Bir eser ortaya koyan, üreten herkesin, okurundan, izleyicisinden, dinleyicisinden mutlaka bir beklentisi olduğunu yadsıyamayız. Bu kişi edebiyatçıdır, ressamdır, heykeltıraştır ya da bestekâr… Hangi alanda isterse olsun, emeğimizin karşılığında hepimizin alkışlanmaya, beğenilmeye ihtiyacı vardır. Aslında eleştirilmeye demek isterdim, ama nedense birçoğumuz, eserimizi o denli kusursuz görürüz ki, gelebilecek olumsuz sözleri hiç duymak istemeyiz. Oysaki gelişmemiz, daha iyiye ve güzele yönelmemizin bir yolunun da eleştiriden geçtiğini biliriz. Kimi zaman ağır, kırıcı da olsa onlara katlanabildiğimiz oranda, kendimizi düzeltme, yetkinleştirme olanağını buluruz.
Eleştiri konusunda hepimiz bir ilgi ve beklenti içinde olsak da, bu isteğimizi açıkça dile getirmekten doğrusu çekiniriz. Belki de ben öyle sanıyorum. Öte yandan, bu konuda içten bir yaklaşımda bulunan, ünlü Rus yazar Gogol’u da görmezliğe gelmek istemiyorum. Onun Ölü Canlar romanının başında, okuruna seslendiği bir bölüm var. Daha ilk satırından son tümcesine kadar nerdeyse yalvarıyor, okurlarından yardım diliyor. Hangi düzeyde eğitim almış, hangi sınıfa ait olurlarsa olsunlar, romanını okuduktan sonra, onu her yönüyle eleştirmelerini istiyor. Öyle ki her konudaki görüşlerini iletebilecekleri adresi de yazının sonuna ekliyor.

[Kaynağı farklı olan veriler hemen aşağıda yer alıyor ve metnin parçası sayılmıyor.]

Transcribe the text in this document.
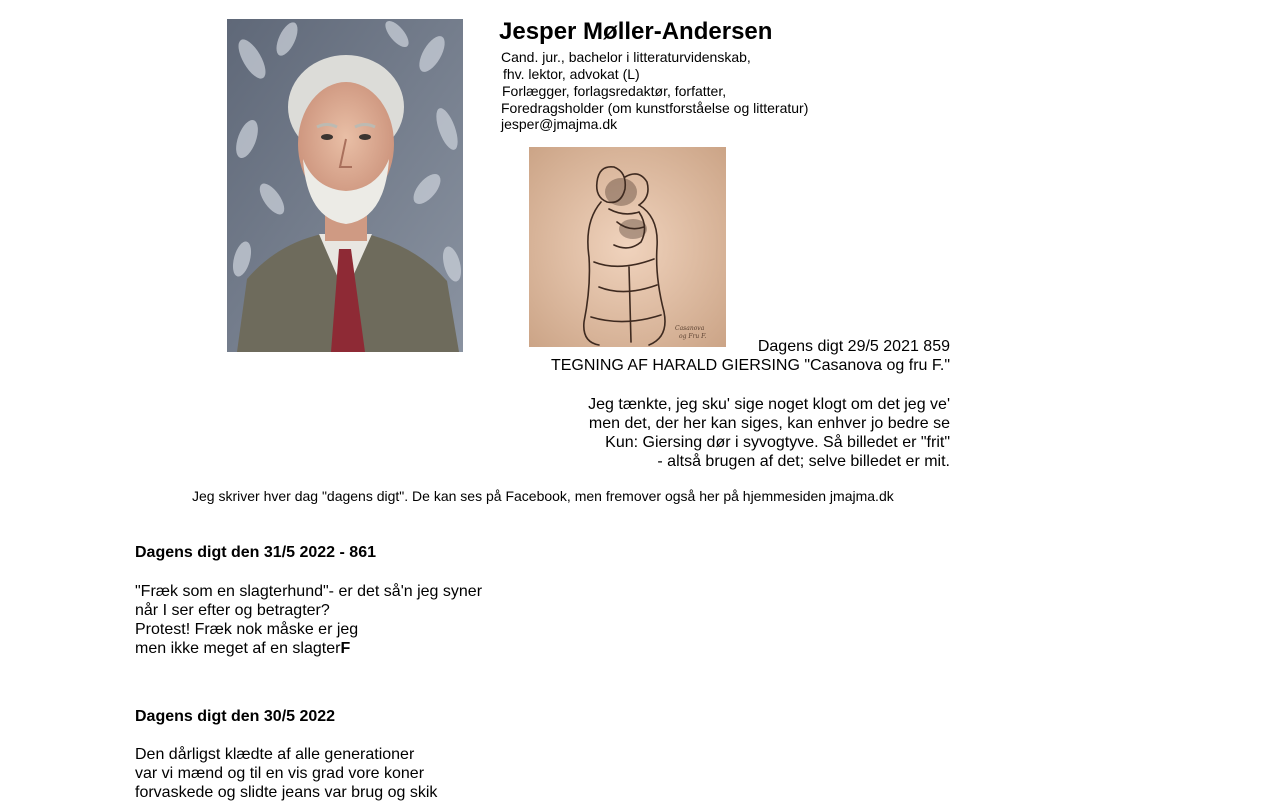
Jesper Møller-Andersen
Cand. jur., bachelor i litteraturvidenskab,
fhv. lektor, advokat (L)
Forlægger, forlagsredaktør, forfatter,
Foredragsholder (om kunstforståelse og litteratur)
jesper@jmajma.dk
Casanova
og Fru F.
Dagens digt 29/5 2021 859
TEGNING AF HARALD GIERSING "Casanova og fru F."
Jeg tænkte, jeg sku' sige noget klogt om det jeg ve'
men det, der her kan siges, kan enhver jo bedre se
Kun: Giersing dør i syvogtyve. Så billedet er "frit"
- altså brugen af det; selve billedet er mit.
Jeg skriver hver dag "dagens digt". De kan ses på Facebook, men fremover også her på hjemmesiden jmajma.dk
Dagens digt den 31/5 2022 - 861
"Fræk som en slagterhund"- er det så'n jeg syner
når I ser efter og betragter?
Protest! Fræk nok måske er jeg
men ikke meget af en slagterF
Dagens digt den 30/5 2022
Den dårligst klædte af alle generationer
var vi mænd og til en vis grad vore koner
forvaskede og slidte jeans var brug og skik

Yazar bir yerinde okuruna şöyle sesleniyor: “…kitabım gözünde ne kadar değersiz olursa olsun, rica ediyorum senden, yap bunu; hakkında görüş bildirmeye değmeyecek kadar önemsiz bulsan da kitabımı, yap. Ve sen, yüksek tabakadan olmadığı gibi üst düzey bir eğitimden de geçmemiş, halktan okurum, sen de kendini bana bir şey öğretebilecek bilgiden yoksun biri gibi görme. Şu dünyada yaşayan, başka insanlarla bir araya gelip konuşan, görüşen herkes, başkalarının göremediği bir şeyleri görmüş, başkalarının bilmediği bir şeyleri öğrenmiş olabilir. Onun için beni görüşlerinden, düşüncelerinden yoksun bırakma.”

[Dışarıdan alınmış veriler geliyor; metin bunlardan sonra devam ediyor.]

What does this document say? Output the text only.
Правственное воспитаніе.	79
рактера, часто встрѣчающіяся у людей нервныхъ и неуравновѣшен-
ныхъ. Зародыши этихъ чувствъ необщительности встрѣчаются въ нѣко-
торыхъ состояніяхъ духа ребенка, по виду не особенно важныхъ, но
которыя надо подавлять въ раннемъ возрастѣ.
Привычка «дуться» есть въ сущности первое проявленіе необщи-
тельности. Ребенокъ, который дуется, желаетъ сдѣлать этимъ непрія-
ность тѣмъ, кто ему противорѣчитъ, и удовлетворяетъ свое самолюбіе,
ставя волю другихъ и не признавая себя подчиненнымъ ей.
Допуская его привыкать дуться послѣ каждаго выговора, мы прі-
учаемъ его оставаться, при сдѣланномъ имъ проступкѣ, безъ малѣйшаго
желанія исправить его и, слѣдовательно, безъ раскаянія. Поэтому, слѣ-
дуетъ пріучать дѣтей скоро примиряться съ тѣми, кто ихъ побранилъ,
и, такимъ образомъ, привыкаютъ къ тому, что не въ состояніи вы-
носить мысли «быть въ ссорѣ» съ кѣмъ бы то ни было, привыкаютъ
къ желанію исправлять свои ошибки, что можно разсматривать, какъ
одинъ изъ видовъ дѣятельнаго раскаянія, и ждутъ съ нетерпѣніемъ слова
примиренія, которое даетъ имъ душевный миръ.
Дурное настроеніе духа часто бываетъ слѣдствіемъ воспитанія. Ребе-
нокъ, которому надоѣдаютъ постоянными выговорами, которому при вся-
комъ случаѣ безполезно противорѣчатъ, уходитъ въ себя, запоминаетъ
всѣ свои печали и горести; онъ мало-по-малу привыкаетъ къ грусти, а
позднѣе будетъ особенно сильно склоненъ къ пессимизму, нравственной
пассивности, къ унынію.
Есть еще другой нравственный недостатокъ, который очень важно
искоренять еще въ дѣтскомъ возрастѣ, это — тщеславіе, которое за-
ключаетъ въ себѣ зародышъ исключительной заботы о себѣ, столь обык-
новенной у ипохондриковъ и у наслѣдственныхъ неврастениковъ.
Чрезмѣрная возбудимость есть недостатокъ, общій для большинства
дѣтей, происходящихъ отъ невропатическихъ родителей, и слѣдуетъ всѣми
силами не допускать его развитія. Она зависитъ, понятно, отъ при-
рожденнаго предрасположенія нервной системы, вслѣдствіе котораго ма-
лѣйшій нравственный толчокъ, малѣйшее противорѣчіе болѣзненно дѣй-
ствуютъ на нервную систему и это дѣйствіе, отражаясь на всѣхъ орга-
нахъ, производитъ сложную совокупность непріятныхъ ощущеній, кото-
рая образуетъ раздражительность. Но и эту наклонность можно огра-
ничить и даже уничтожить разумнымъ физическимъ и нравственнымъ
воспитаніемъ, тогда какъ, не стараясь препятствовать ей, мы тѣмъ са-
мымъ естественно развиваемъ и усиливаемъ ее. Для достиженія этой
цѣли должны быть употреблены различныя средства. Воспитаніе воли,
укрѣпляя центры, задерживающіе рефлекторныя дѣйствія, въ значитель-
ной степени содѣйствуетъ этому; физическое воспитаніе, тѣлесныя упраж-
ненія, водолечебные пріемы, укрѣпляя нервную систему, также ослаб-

Sanırım benim gibi okur karşısına çıkan ya da sanatın bir dalında ürün veren birçok insan, bu sözlerin altına imzasını atmaktan kaçınmaz. Hiç değilse okunduğunu, izlendiğini, duyarsız kalınmadığını, önemsendiğini, aynı düşüncede olmasalar bile bir tartışma ortamı içine girebileceğini öğrenmiş olur. Bunun da ileriki çalışmaları için ne denli gerekli ve önemli olduğunu söylemeye gerek yok.
Biliyoruz ki bir eleştiride bulunabilmek için, mutlaka bir birikim, altyapı ve bilgi gerektirir; ama bunların dışında, deneyimleri olan herkesten öğrenebileceğimiz şeyler de vardır. Toplum dışında yaşantısını sürdüren bir çoban, mesleğinde başarılı bir duvarcı, bir küçük esnaf, bir yol işçisi ya da kendi alanında ustalaşmış herhangi bir insan, bizim göremediğimiz ayrıntıları farklı bir şekilde betimleyebilir. İlgimiz dışındaki sanat dalları için de benzer şeyleri söyleyebiliriz.
Kim ne derse desin, bir başkasının eleştirilerini elbette göz önünde bulunduracağız, yararlanacağız; ama unutmayalım ki kendimizi geliştirme yolunda en güçlü eleştirmen yine biziz!